By Joseph Nasr
March 7, 2020
Vastly outnumbered by Afghans and Pakistanis at the border, Syrians who have fled their country’s protracted civil war say most of their fellow migrants are jumping on the bandwagon for economic reasons, and then pretending to be Syrian refugees.
“It makes me angry when I meet people from Morocco, Pakistan and even Afghanistan,” said 20-year-old Yehya Rais from Aleppo, the scene of some of the heaviest fighting during the war.
“If only two to three thousand Syrians were here, maybe Greece would open the border. They know we are genuine refugees,” Rais said.
Thousands of migrants have been trying to get into Greece since Turkey said on Feb. 28 it would no longer try to keep them on its territory, as it had agreed to do with Brussels in 2016 in return for billions of euros in aid.

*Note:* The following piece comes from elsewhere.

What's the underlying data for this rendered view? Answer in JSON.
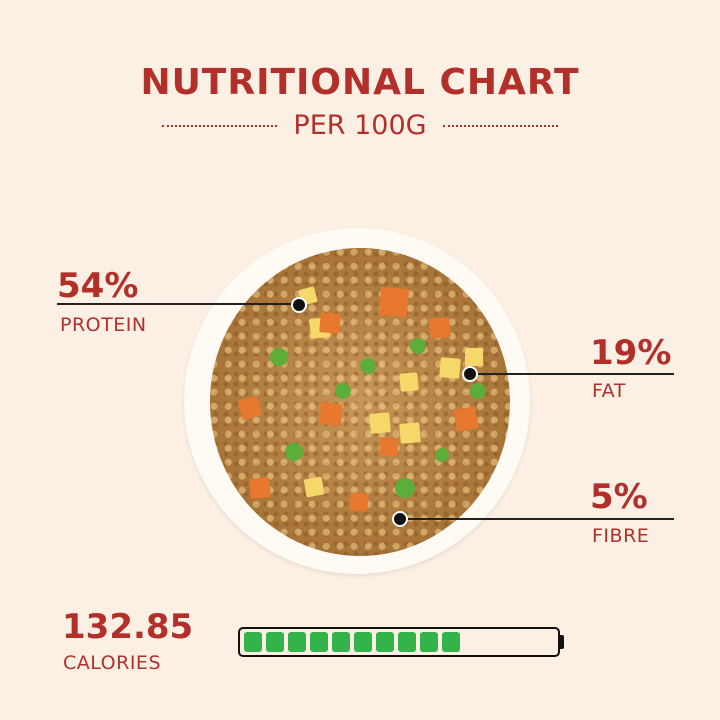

Turkey said it could no longer contain the hundreds of thousands of migrants it hosts, especially with the likelihood of more refugees fleeing intense fighting in northwestern Syria, but Greece is trying to keep the migrants out.
Rais’s animosity toward his fellow migrants is shared by his friend Labib Morghi.
“There is no war in Morocco, no war in Algeria and no war in Pakistan,” said 16-year-old Morghi. “Even in Afghanistan the situation is better than in Syria. We had to leave because our government wants to either kill us or displace us.”